Troy Schwehr | February 14, 2018

You’re a retailer who is building and opening multiple new locations.  Being able to lower your market entry costs is a huge asset. It could mean being able to open additional locations and/or get more deals financed.

Being able to put together a cost-effective program is a necessity for many store development professionals these days. Are you in such a position and stuck on what to do? Here are five suggestions on where to start.

1) Be Smart About Real Estate

  • Scout for spaces that previously housed a business similar to yours. They may require fewer improvements and are already properly zoned. This can be especially valuable for restaurants, where site improvement costs can add up quickly.
  • Negotiate. Negotiate. Negotiate.

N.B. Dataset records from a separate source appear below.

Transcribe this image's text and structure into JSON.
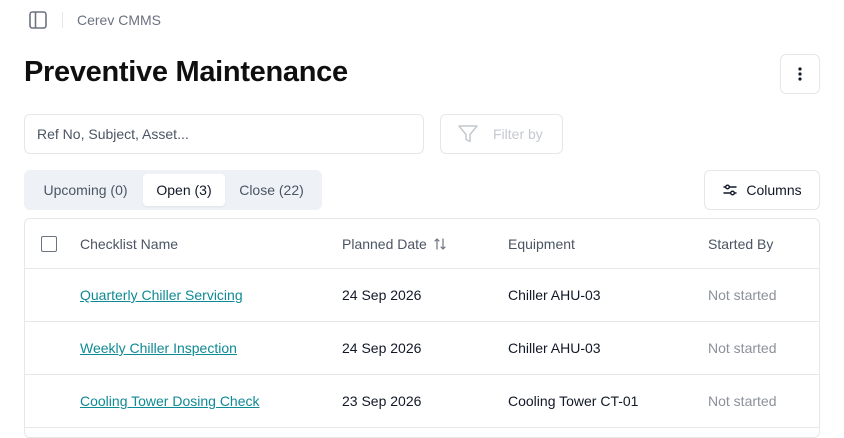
{
  "topbar": {
    "breadcrumb": "Cerev CMMS"
  },
  "page": {
    "title": "Preventive Maintenance"
  },
  "search": {
    "placeholder": "Ref No, Subject, Asset..."
  },
  "filter": {
    "label": "Filter by"
  },
  "tabs": [
    {
      "label": "Upcoming (0)",
      "active": false
    },
    {
      "label": "Open (3)",
      "active": true
    },
    {
      "label": "Close (22)",
      "active": false
    }
  ],
  "toolbar": {
    "columns_label": "Columns"
  },
  "table": {
    "headers": {
      "name": "Checklist Name",
      "planned_date": "Planned Date",
      "equipment": "Equipment",
      "started_by": "Started By"
    },
    "rows": [
      {
        "name": "Quarterly Chiller Servicing",
        "planned_date": "24 Sep 2026",
        "equipment": "Chiller AHU-03",
        "started_by": "Not started"
      },
      {
        "name": "Weekly Chiller Inspection",
        "planned_date": "24 Sep 2026",
        "equipment": "Chiller AHU-03",
        "started_by": "Not started"
      },
      {
        "name": "Cooling Tower Dosing Check",
        "planned_date": "23 Sep 2026",
        "equipment": "Cooling Tower CT-01",
        "started_by": "Not started"
      }
    ]
  },
  "colors": {
    "link": "#0e8a94",
    "tab_bg": "#eef2f6",
    "border": "#e5e7eb"
  }
}
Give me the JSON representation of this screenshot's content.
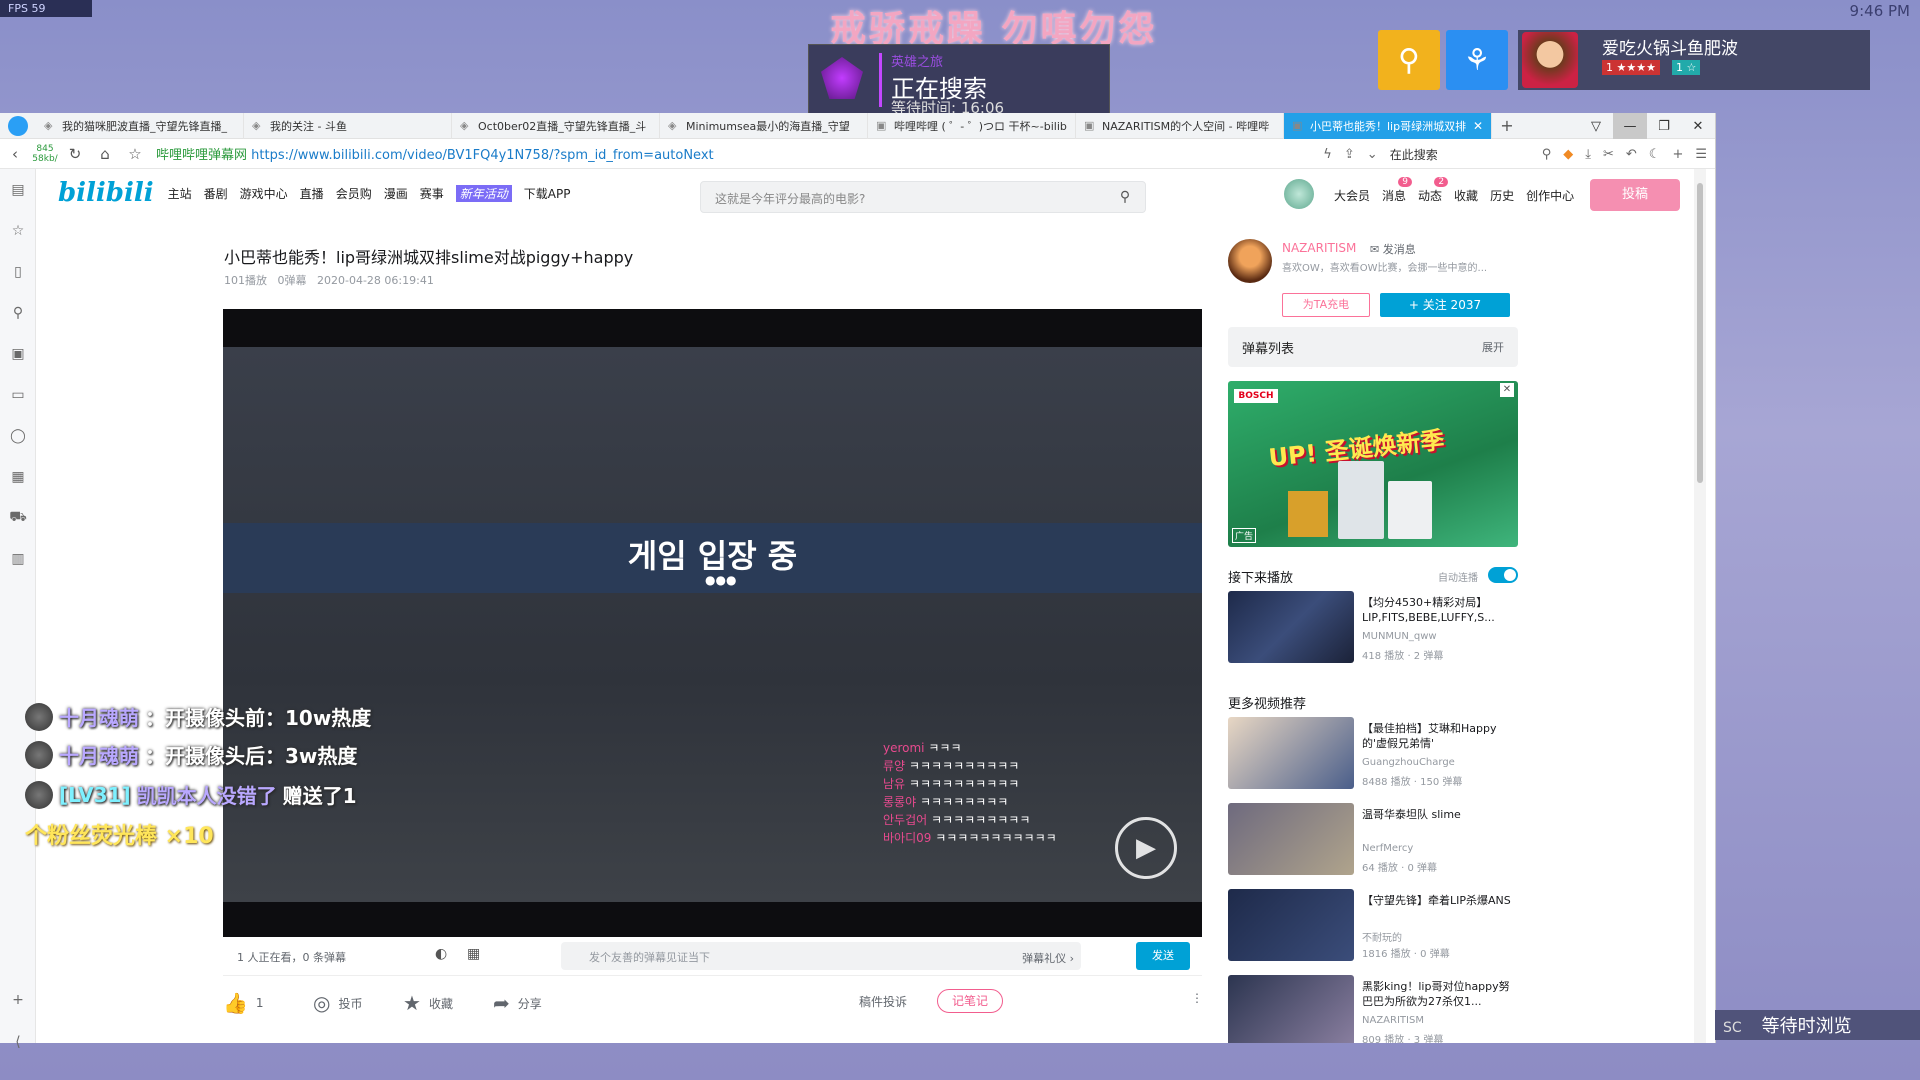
{
  "overlay": {
    "fps": "FPS 59",
    "clock": "9:46 PM",
    "title": "戒骄戒躁 勿嗔勿怨",
    "search_small": "英雄之旅",
    "search_status": "正在搜索",
    "search_timer": "等待时间: 16:06",
    "profile_name": "爱吃火锅斗鱼肥波",
    "profile_lv": "1 ★★★★",
    "profile_lv2": "1 ☆",
    "waiting_prefix": "SC",
    "waiting": "等待时浏览"
  },
  "browser": {
    "tabs": [
      {
        "label": "我的猫咪肥波直播_守望先锋直播_",
        "icon": "douyu-icon"
      },
      {
        "label": "我的关注 - 斗鱼",
        "icon": "douyu-icon"
      },
      {
        "label": "Oct0ber02直播_守望先锋直播_斗",
        "icon": "douyu-icon"
      },
      {
        "label": "Minimumsea最小的海直播_守望",
        "icon": "douyu-icon"
      },
      {
        "label": "哔哩哔哩 ( ゜- ゜)つロ 干杯~-bilib",
        "icon": "bilibili-icon"
      },
      {
        "label": "NAZARITISM的个人空间 - 哔哩哔",
        "icon": "bilibili-icon"
      },
      {
        "label": "小巴蒂也能秀！lip哥绿洲城双排",
        "icon": "bilibili-icon",
        "active": true
      }
    ],
    "url_prefix": "哔哩哔哩弹幕网",
    "url": "https://www.bilibili.com/video/BV1FQ4y1N758/?spm_id_from=autoNext",
    "addr_search": "在此搜索",
    "speed_up": "845",
    "speed_down": "58kb/"
  },
  "bili": {
    "logo": "bilibili",
    "nav": [
      "主站",
      "番剧",
      "游戏中心",
      "直播",
      "会员购",
      "漫画",
      "赛事",
      "新年活动",
      "下载APP"
    ],
    "search_placeholder": "这就是今年评分最高的电影?",
    "right_nav": [
      {
        "label": "大会员"
      },
      {
        "label": "消息",
        "badge": "9"
      },
      {
        "label": "动态",
        "badge": "2"
      },
      {
        "label": "收藏"
      },
      {
        "label": "历史"
      },
      {
        "label": "创作中心"
      }
    ],
    "upload": "投稿"
  },
  "video": {
    "title": "小巴蒂也能秀！lip哥绿洲城双排slime对战piggy+happy",
    "plays": "101播放",
    "danmaku": "0弹幕",
    "date": "2020-04-28 06:19:41",
    "banner": "게임 입장 중",
    "chat": [
      {
        "name": "yeromi",
        "text": "ㅋㅋㅋ"
      },
      {
        "name": "류양",
        "text": "ㅋㅋㅋㅋㅋㅋㅋㅋㅋㅋ"
      },
      {
        "name": "남유",
        "text": "ㅋㅋㅋㅋㅋㅋㅋㅋㅋㅋ"
      },
      {
        "name": "롱롱야",
        "text": "ㅋㅋㅋㅋㅋㅋㅋㅋ"
      },
      {
        "name": "안두겁어",
        "text": "ㅋㅋㅋㅋㅋㅋㅋㅋㅋ"
      },
      {
        "name": "바아디09",
        "text": "ㅋㅋㅋㅋㅋㅋㅋㅋㅋㅋㅋ"
      }
    ],
    "live_count": "1 人正在看，0 条弹幕",
    "dm_placeholder": "发个友善的弹幕见证当下",
    "dm_etiquette": "弹幕礼仪 ›",
    "send": "发送"
  },
  "actions": {
    "like": "1",
    "coin": "投币",
    "fav": "收藏",
    "share": "分享",
    "report": "稿件投诉",
    "note": "记笔记"
  },
  "up": {
    "name": "NAZARITISM",
    "msg": "发消息",
    "desc": "喜欢OW，喜欢看OW比赛，会挪一些中意的...",
    "charge": "为TA充电",
    "follow": "+ 关注 2037"
  },
  "dmlist": {
    "title": "弹幕列表",
    "expand": "展开"
  },
  "ad": {
    "brand": "BOSCH",
    "headline": "UP! 圣诞焕新季",
    "tag": "广告"
  },
  "next": {
    "title": "接下来播放",
    "auto": "自动连播",
    "video": {
      "title": "【均分4530+精彩对局】LIP,FITS,BEBE,LUFFY,S...",
      "author": "MUNMUN_qww",
      "stats": "418 播放 · 2 弹幕"
    }
  },
  "more": {
    "title": "更多视频推荐",
    "videos": [
      {
        "title": "【最佳拍档】艾琳和Happy的'虚假兄弟情'",
        "author": "GuangzhouCharge",
        "stats": "8488 播放 · 150 弹幕"
      },
      {
        "title": "温哥华泰坦队 slime",
        "author": "NerfMercy",
        "stats": "64 播放 · 0 弹幕"
      },
      {
        "title": "【守望先锋】牵着LIP杀爆ANS",
        "author": "不耐玩的",
        "stats": "1816 播放 · 0 弹幕"
      },
      {
        "title": "黑影king！lip哥对位happy努巴巴为所欲为27杀仅1...",
        "author": "NAZARITISM",
        "stats": "809 播放 · 3 弹幕"
      }
    ]
  },
  "stream_chat": [
    {
      "name": "十月魂萌",
      "text": "：开摄像头前：10w热度"
    },
    {
      "name": "十月魂萌",
      "text": "：开摄像头后：3w热度"
    },
    {
      "level": "[LV31]",
      "name": "凯凯本人没错了",
      "text": "赠送了1"
    }
  ],
  "gift": "个粉丝荧光棒 ×10"
}
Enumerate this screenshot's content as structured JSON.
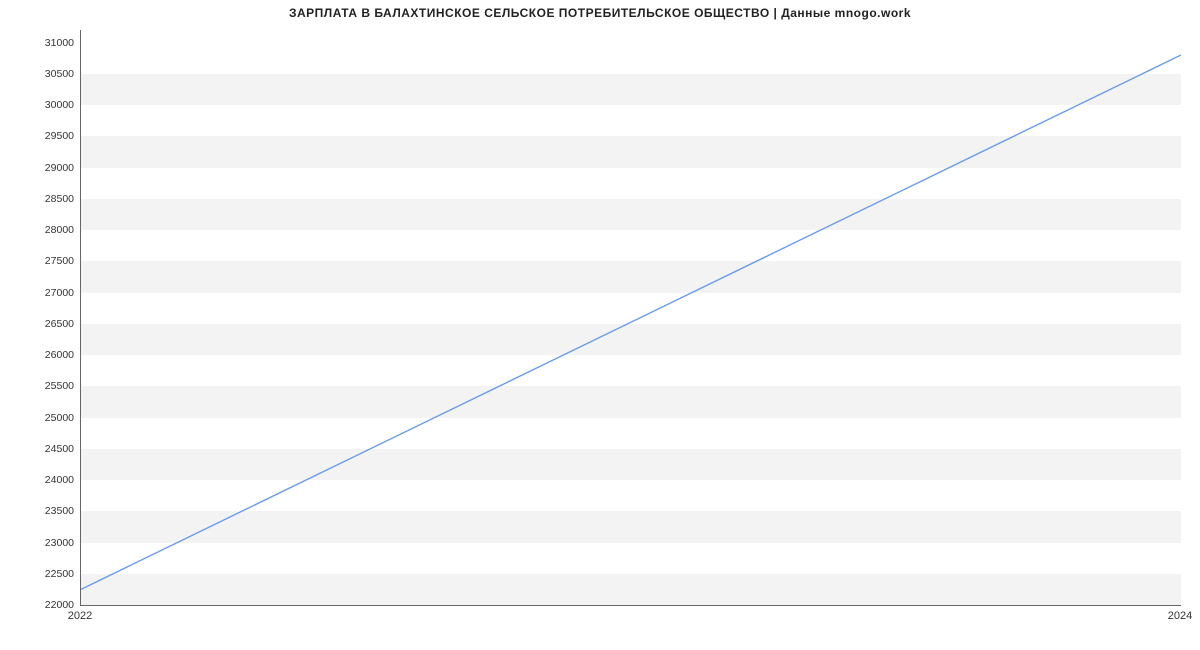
{
  "chart_data": {
    "type": "line",
    "title": "ЗАРПЛАТА В БАЛАХТИНСКОЕ СЕЛЬСКОЕ ПОТРЕБИТЕЛЬСКОЕ ОБЩЕСТВО | Данные mnogo.work",
    "xlabel": "",
    "ylabel": "",
    "x": [
      2022,
      2024
    ],
    "values": [
      22250,
      30800
    ],
    "x_ticks": [
      2022,
      2024
    ],
    "y_ticks": [
      22000,
      22500,
      23000,
      23500,
      24000,
      24500,
      25000,
      25500,
      26000,
      26500,
      27000,
      27500,
      28000,
      28500,
      29000,
      29500,
      30000,
      30500,
      31000
    ],
    "xlim": [
      2022,
      2024
    ],
    "ylim": [
      22000,
      31200
    ],
    "line_color": "#6b9be8"
  }
}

Many landlords are willing to make concessions in lease negotiations in order to fill empty spaces.

2) Create and Cash In On Economies of Scale.

If you are planning to open multiple locations, you have quite the ace in your pocket and it's called "economy of scale."  This might allow you to:

  • Take advantage of volume pricing. Vendors' unit pricing generally decreases with the more units ordered. Explore all of your buying options. You may be asked to sign a contract or commitment guaranteeing purchase, but if you know you'll meet the terms and conditions, it will be worth it.
  • Look beyond "local" for vendors and contractors. The more projects you can award to a vendor or contractor, the better your odds for cost-effectiveness.  You may want to look at vendors with national, rather than regional, scope.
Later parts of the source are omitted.